Call to discuss an upcoming appointment. "Ok that's sorted, talk soon, bye".
Another option is shorter or less calls/visits.
Lady, you are a New Yorker! Not trying to stereotype but I absolutely love the ‘direct’ approach that New Yorkers have.
Some people find them rude. I don’t! They know how to speak their minds.
You have it in you to tell it like it is. Don’t give that power away. Speak frankly to your mom. She either gets it or she won’t. If she doesn’t. That’s okay too. You do not have to agree with her desires in life. You don’t even have to meet her halfway. Stand on your own. Let your sisters worry about themselves.
If you need therapy to gain a fresh perspective, that’s not a bad idea either.
All the best to you!
You are unlikely to be OK unless you stand up to your mother, and stop tolerating her rudeness. If she wants a servant, she should be checking into a facility where people are paid to put up with it.
Yes, find yourself a therapist for support. But also, watch a wonderful old movie called Now, Voyager (Bette Davis, Claude Rains, Paul Henreid) and consider the damage that mentally ill folks can inflict. And how to right the ship
She doesn't sound too infirm, so I'd say you should continue to step away, and if she calls, be too busy to jump through her hoops or even talk beyond ensuring she's OK.
People like your mom zoom in on the weakest person to aim their venom. She knows it gets to you, and you keep coming back for more.

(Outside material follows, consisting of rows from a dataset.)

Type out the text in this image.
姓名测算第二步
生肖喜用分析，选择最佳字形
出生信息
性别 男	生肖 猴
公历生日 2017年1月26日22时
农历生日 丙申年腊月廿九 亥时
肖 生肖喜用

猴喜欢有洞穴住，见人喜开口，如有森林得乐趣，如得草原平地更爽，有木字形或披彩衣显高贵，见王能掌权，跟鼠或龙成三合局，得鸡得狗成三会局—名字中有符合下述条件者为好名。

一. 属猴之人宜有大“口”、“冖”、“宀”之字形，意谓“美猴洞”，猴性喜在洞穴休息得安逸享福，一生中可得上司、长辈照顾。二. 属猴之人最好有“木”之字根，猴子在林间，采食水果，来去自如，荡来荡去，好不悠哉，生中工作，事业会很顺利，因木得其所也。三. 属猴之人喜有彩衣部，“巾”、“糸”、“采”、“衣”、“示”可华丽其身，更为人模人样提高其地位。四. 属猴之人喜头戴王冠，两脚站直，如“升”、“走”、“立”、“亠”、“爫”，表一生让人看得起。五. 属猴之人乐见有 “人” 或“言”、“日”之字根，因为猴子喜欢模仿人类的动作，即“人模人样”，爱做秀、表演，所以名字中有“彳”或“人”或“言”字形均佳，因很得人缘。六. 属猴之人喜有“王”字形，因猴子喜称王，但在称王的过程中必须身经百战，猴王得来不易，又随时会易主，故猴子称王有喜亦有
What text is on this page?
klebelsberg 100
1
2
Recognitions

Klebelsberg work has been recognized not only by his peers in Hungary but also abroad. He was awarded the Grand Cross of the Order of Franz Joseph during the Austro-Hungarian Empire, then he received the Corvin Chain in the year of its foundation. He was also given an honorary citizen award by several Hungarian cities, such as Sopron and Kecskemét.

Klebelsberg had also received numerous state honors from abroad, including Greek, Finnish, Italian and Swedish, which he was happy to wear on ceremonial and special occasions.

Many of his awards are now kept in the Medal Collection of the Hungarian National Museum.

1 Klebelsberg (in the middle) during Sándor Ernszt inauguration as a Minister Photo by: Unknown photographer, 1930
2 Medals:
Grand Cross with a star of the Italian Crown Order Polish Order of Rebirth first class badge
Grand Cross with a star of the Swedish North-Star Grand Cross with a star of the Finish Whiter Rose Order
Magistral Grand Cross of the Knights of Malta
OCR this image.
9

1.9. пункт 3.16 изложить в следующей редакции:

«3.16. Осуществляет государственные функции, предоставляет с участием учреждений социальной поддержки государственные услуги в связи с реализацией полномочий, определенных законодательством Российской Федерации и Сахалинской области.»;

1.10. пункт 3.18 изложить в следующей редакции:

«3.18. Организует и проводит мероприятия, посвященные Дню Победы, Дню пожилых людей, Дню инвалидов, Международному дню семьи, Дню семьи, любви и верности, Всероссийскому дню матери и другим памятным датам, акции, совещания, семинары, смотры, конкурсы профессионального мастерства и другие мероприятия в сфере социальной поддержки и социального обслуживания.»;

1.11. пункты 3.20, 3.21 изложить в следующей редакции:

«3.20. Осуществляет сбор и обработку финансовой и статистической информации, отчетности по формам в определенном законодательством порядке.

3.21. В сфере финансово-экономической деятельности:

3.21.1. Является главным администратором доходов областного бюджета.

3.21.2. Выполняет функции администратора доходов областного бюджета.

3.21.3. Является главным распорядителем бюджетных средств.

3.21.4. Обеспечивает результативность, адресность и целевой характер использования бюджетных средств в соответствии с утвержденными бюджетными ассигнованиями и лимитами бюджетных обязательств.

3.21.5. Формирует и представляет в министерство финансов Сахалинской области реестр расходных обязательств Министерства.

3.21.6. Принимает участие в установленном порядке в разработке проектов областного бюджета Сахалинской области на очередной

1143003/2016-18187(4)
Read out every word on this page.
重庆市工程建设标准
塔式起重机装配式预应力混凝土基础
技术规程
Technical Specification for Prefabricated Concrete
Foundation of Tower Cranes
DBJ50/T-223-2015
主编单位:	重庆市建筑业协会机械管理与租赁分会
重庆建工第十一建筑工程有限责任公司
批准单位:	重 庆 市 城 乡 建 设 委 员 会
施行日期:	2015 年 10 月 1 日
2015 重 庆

A very wise therapist once told me "don't let the sharks see you bleed." Your mom is a shark, so you need to learn how to not let her see you bleed. Become a stronger person through will or therapy, but set a good example for your child on how not to be a doormat.
Let her know that the next time she hangs up on you, you won't be speaking to her for a week. Period. It's not okay to be hung up on; it's disrespectful and you will no longer tolerate it, mother.
Then stick to your guns. Let her know you mean business. That you respect yourself enough to NOT tolerate such behavior from anyone, let alone a woman who calls herself mother and who's supposed to love you and treat you with respect.
Don't chalk off rotten behavior as 'just being mad' and let it go. Call her out on it and stop bad behavior in its tracks, as you would with a misbehaving toddler. You'll likely find she STOPS it in short order if she wants to maintain a relationship with you. If not, then you won't speak to her anymore, one week at a time.
Good luck.
Yes, back away. Stop doing so much and stop trying to make her happy. Limit her calls. When she asks why you aren’t around as much, be honest. That she is so negative and nothing you do for her makes her happy, and you figured she just wants to be left alone.